We read about them in an issue of "Above Rubies" that a friend gave us.

Talk about a quiver full...


----------



## polemic_turtle

We saw a documentary on them on DirecTV within the last few months. Right after that they showed the Duggar documentary. Good shows, both of them, although I'm more in sympathy with how the Duggar girls dress.


----------



## Semper Fidelis

Meet the Arndt's personal Church:


> The Safe At Home Christian Fellowship is a non-denominational Christian community that has as its gathering place a meeting room that is physically connected to the Arndt family house.
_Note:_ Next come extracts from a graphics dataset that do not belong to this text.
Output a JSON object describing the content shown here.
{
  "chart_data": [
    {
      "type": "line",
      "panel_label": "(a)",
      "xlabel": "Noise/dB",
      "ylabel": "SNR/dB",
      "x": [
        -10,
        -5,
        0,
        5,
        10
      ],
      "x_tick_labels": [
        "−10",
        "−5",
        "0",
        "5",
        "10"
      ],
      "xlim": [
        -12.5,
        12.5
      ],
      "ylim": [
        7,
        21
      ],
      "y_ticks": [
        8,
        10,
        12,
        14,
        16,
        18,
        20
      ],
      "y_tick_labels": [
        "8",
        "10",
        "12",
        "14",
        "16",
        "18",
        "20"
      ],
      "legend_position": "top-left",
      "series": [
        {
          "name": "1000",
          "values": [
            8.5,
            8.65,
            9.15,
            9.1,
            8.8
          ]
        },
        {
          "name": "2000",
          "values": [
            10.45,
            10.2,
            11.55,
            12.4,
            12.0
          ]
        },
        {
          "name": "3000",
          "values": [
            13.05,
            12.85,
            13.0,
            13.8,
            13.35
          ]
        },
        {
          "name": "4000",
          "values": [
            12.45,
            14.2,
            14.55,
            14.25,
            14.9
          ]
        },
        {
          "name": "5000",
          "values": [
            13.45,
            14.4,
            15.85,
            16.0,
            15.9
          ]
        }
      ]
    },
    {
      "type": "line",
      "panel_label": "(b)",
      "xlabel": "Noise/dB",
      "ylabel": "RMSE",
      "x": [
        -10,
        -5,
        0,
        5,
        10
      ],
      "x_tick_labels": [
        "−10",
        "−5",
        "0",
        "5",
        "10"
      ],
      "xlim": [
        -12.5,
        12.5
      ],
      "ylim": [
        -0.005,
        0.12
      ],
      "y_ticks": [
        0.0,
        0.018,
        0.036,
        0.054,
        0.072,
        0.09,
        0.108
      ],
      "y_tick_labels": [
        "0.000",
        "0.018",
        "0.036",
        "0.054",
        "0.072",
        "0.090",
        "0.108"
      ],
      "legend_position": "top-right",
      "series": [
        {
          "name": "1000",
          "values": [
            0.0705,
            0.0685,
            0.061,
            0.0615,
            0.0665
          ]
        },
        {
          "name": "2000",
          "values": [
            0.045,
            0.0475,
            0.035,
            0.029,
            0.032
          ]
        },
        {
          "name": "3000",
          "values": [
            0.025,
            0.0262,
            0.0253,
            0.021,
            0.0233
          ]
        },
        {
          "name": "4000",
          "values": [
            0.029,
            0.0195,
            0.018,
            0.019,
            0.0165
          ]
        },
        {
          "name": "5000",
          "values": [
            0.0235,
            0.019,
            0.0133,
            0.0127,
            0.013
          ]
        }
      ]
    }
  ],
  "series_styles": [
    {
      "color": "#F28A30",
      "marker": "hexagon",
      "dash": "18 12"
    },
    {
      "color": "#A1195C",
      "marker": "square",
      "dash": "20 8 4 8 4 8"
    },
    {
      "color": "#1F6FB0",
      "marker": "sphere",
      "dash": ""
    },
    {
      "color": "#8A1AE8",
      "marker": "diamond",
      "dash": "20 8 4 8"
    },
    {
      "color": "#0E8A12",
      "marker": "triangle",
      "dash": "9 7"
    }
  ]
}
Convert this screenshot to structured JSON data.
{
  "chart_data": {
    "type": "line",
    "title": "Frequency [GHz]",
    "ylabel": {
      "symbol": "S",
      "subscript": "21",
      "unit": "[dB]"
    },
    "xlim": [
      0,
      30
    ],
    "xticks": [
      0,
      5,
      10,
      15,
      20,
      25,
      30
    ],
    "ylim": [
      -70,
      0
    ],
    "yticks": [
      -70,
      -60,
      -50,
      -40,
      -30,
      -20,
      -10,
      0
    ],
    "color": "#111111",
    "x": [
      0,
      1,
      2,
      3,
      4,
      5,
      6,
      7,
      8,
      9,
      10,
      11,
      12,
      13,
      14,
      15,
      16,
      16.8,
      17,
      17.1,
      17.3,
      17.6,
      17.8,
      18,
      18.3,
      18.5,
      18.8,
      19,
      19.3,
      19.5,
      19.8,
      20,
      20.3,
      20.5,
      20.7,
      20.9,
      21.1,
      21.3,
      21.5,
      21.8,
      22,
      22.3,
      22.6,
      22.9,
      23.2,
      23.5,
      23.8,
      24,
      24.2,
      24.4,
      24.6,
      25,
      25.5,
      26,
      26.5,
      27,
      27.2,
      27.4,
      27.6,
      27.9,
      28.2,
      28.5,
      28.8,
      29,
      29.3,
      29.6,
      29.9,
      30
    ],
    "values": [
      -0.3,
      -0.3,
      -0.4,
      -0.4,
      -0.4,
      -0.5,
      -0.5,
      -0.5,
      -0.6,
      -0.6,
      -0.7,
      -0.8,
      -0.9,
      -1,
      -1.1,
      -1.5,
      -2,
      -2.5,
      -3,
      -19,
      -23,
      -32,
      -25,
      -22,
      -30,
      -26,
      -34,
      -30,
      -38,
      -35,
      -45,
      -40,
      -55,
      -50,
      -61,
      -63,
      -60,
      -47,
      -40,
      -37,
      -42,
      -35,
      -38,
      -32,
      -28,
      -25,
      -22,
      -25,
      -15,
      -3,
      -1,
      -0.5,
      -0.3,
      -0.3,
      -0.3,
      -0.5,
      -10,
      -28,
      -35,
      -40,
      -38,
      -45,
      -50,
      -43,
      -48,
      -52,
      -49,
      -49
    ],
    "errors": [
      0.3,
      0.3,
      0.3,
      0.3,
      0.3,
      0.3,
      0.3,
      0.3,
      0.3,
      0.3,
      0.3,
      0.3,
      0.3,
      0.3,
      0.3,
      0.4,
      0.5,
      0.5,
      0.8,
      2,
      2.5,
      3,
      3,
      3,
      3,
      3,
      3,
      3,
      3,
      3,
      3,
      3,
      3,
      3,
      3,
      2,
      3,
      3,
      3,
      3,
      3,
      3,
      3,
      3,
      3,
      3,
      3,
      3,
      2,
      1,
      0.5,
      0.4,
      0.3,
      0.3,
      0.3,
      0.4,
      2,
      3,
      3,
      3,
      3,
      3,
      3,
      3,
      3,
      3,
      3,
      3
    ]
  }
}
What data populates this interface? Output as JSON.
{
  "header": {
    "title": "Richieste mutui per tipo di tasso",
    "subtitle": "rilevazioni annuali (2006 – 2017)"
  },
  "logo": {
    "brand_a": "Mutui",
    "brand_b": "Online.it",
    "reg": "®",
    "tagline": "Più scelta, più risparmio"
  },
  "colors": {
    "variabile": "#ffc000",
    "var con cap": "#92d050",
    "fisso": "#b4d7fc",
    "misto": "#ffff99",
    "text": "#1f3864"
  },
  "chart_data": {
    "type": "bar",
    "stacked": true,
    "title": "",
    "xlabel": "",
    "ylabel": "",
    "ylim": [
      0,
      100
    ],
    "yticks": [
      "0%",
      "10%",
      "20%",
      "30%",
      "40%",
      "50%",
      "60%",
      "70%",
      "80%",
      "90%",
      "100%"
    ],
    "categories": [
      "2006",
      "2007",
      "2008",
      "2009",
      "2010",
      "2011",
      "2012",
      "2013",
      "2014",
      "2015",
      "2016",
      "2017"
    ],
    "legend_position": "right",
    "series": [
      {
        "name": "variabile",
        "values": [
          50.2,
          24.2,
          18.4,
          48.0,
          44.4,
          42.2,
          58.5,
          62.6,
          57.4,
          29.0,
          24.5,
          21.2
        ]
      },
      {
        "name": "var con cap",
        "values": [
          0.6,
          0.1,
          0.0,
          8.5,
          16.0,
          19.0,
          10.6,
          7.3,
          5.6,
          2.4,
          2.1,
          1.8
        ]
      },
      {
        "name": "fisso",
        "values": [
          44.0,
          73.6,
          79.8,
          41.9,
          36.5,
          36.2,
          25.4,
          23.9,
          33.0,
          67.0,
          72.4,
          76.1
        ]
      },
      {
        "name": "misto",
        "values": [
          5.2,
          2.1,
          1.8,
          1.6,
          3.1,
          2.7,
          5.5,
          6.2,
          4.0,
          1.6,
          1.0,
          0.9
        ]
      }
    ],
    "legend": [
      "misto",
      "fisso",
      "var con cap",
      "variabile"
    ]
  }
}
Although the home-based community is private in nature (made up of the Arndt family and a few close friends), and not open to the general public, its services are accessible to all via the Live Webcasts section of the website. During these services/live webcasts, listeners are invited to submit prayer requests, "praise reports," etc., by means of a dedicated e-mail address. (Family Room members are able to also access the special Live Webcasts posting thread that is contained within the FamTeam Message Boards.)


----------



## Bladestunner316

There son in yellow looks like Brit Hume.


----------



## Bladestunner316

Sounds like a cultic style church.


----------



## bookslover

Bladestunner316 said:


> Sounds like a cultic style church.



I didn't delve too deeply into their website, but if whoever is leading their worship services isn't licensed or ordained by a recognized body, then I wonder how legitimate the whole thing is.


----------



## Bladestunner316

Well they are non-cessasionists for one thing. But I dont see why they need to do house churchs when there bound to be some decent Godly churchs around.


----------